CRISTIANISMO VERSUS PAGANISMO:
Pagão: A religião Greco-Romana tradicional não tinha nenhuma palavra para denominar seus praticantes. Mas no século III, "paganus" (rústico) era utilizado para designar um sujeito que não era cristão (ou judeu). > (notas, página 127)
Pagão: A religião Greco-Romana tradicional não tinha nenhuma palavra para denominar seus praticantes. Mas no século III, "paganus" (rústico) era utilizado para designar um sujeito que não era cristão (ou judeu). > (notas, página 127)
"O Império Romano não era, em absoluto, totalmente cristão, em 400 d.C.. Havia ainda aristocratas pagãos em Roma, embora talvez, já não existissem em 450; em Constantinopla, havia alguns ainda um século mais tarde."
(página 99)
A existência ainda do paganismo em terras romanas demandava atividade missionária. Além dos pagãos, havia comunidades judaicas. A cristianização do Império Romano não tinha acontecido do dia para a noite, resultado de uma decisão de cima para baixo, tomada por Constantino. Havia trabalho missionário ainda a ser feito para que o cristianismo realmente tomasse conta do Império.
No século V, visando extirpar de vez o paganismo, o Imperador Justiniano impôs "o batismo sob pena de confisco e, às vezes, de execução." (página 108)
TIPO DE CRISTIANISMO EXISTENTE NO IMPÉRIO ROMANO TARDIO:
Um Bispo poderia até, intimamente, guardando o pensamento para si, não concordar com a opinião da maioria das pessoas sobre a ressurreição. Ele ainda poderia não renunciar à sua mulher nem ao projeto de ter filhos. Esse era o caso de Sinésio de Cirene, feito Bispo no norte da África, pelo Patriarca de Alexandria, Teófilo, em 411 d.C. . Sinésio era secular, casado e filósofo. Era um aristocrata local, que intercedia junto a Constantinopla para conseguir menos impostos para a sua região, a Cirenaica, atual leste da Líbia.
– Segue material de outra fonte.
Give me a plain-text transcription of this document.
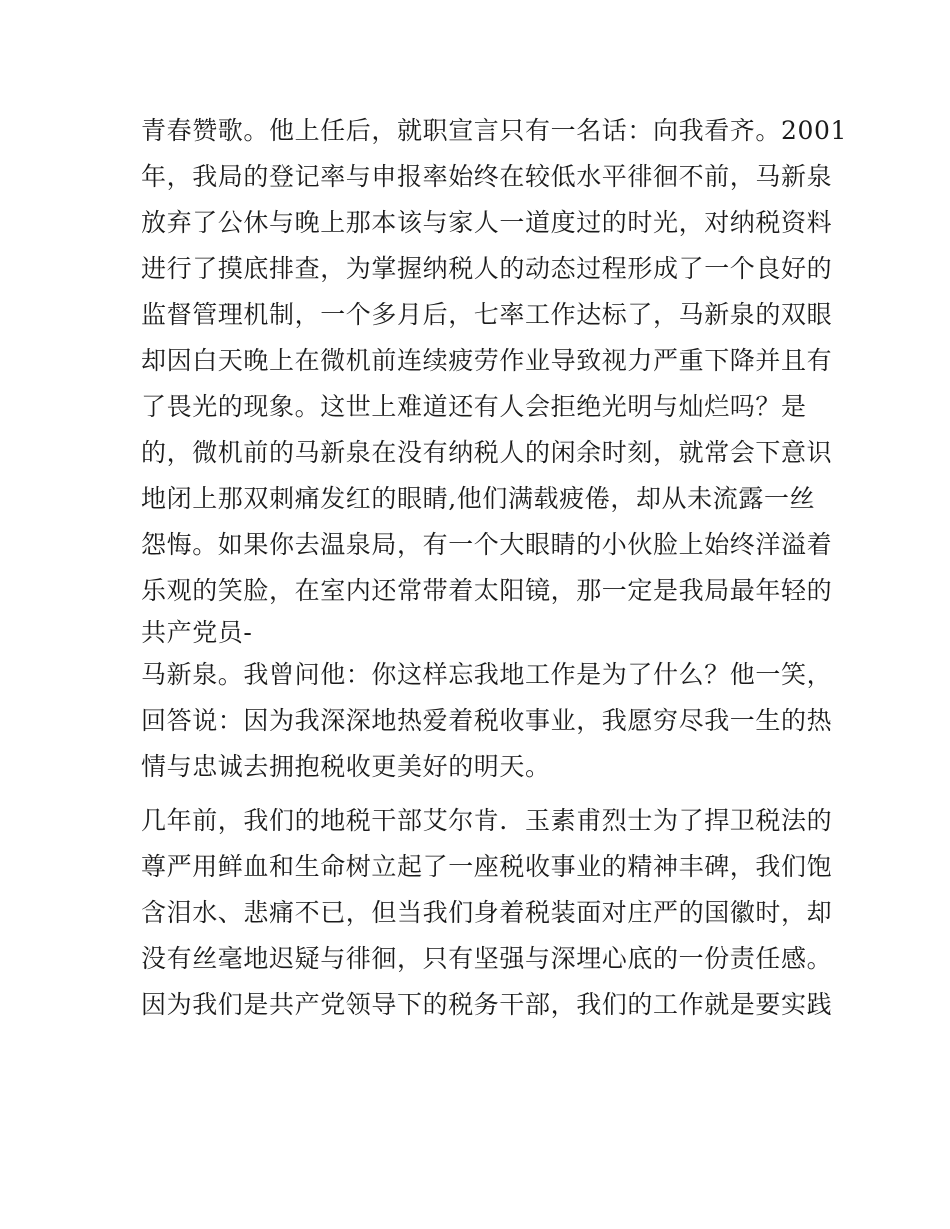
青春赞歌。他上任后，就职宣言只有一名话：向我看齐。2001
年，我局的登记率与申报率始终在较低水平徘徊不前，马新泉
放弃了公休与晚上那本该与家人一道度过的时光，对纳税资料
进行了摸底排查，为掌握纳税人的动态过程形成了一个良好的
监督管理机制，一个多月后，七率工作达标了，马新泉的双眼
却因白天晚上在微机前连续疲劳作业导致视力严重下降并且有
了畏光的现象。这世上难道还有人会拒绝光明与灿烂吗？是
的，微机前的马新泉在没有纳税人的闲余时刻，就常会下意识
地闭上那双刺痛发红的眼睛,他们满载疲倦，却从未流露一丝
怨悔。如果你去温泉局，有一个大眼睛的小伙脸上始终洋溢着
乐观的笑脸，在室内还常带着太阳镜，那一定是我局最年轻的
共产党员-
马新泉。我曾问他：你这样忘我地工作是为了什么？他一笑，
回答说：因为我深深地热爱着税收事业，我愿穷尽我一生的热
情与忠诚去拥抱税收更美好的明天。
几年前，我们的地税干部艾尔肯．玉素甫烈士为了捍卫税法的
尊严用鲜血和生命树立起了一座税收事业的精神丰碑，我们饱
含泪水、悲痛不已，但当我们身着税装面对庄严的国徽时，却
没有丝毫地迟疑与徘徊，只有坚强与深埋心底的一份责任感。
因为我们是共产党领导下的税务干部，我们的工作就是要实践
Sinésio ainda organizava sua defesa militar contra invasões de tribos berberes.
"O cristianismo, em 400, estava definido de forma simples, em certo nível, como a religião do Novo Testamento; se alguém acreditava na Trindade Divina do Pai, do Filho e do Espírito Santo, e admitia que Jesus Cristo, crucifixado por volta de 33 d.C., era filho de Deus, e que não existiam outros deuses, logo, era cristão."
(página 100)
E havia ainda alguns cristãos que iam mais além, os ascetas:
"Essas crenças geralmente iam acompanhadas de uma exaltação da pobreza - já que o bom cristão deve dar tudo aos pobres - e do pressuposto de que este mundo é apenas um breve campo de prova antes das alegrias eternas do céu ou das torturas eternas do inferno, o que significava que o prazer era arriscado e que o ascetismo - às vezes, a auto-mortificação - era cada vez mais visto como virtuoso."
(página 100)
Nos séculos IV a VI, você tinha de um lado autores que se colocavam como críticos de um "mundo descontraído" (página 101), que desejavam reformar (Agostinho, Jerônimo, Salviano e narrativas hagiográficas de santos ascéticos como Antão ou Simeão Estilita). De outro lado você tinha a absorção das estruturas de poder do cristianismo pela hierarquia romana, quando por exemplo aristocratas casados se tornavam bispos. Entre esses dois lados, "havia um oceano de diferentes tipos de práticas religiosas realizadas por todos os outros, cujo significado deve adivinhar-se através de relatos de observadores hostis." (página 101)
FESTIVIDADES:
O Natal cristão era ironicamente o substituto de um festival pagão, o Solstício de inverno. Já o 1º de Janeiro da religião greco-romana (pagã), comemorado por 3 dias com a realização de sacrifícios, teve de ser modificado, com a retirada dos sacrifícios, tornando-o um evento religiosamente neutro.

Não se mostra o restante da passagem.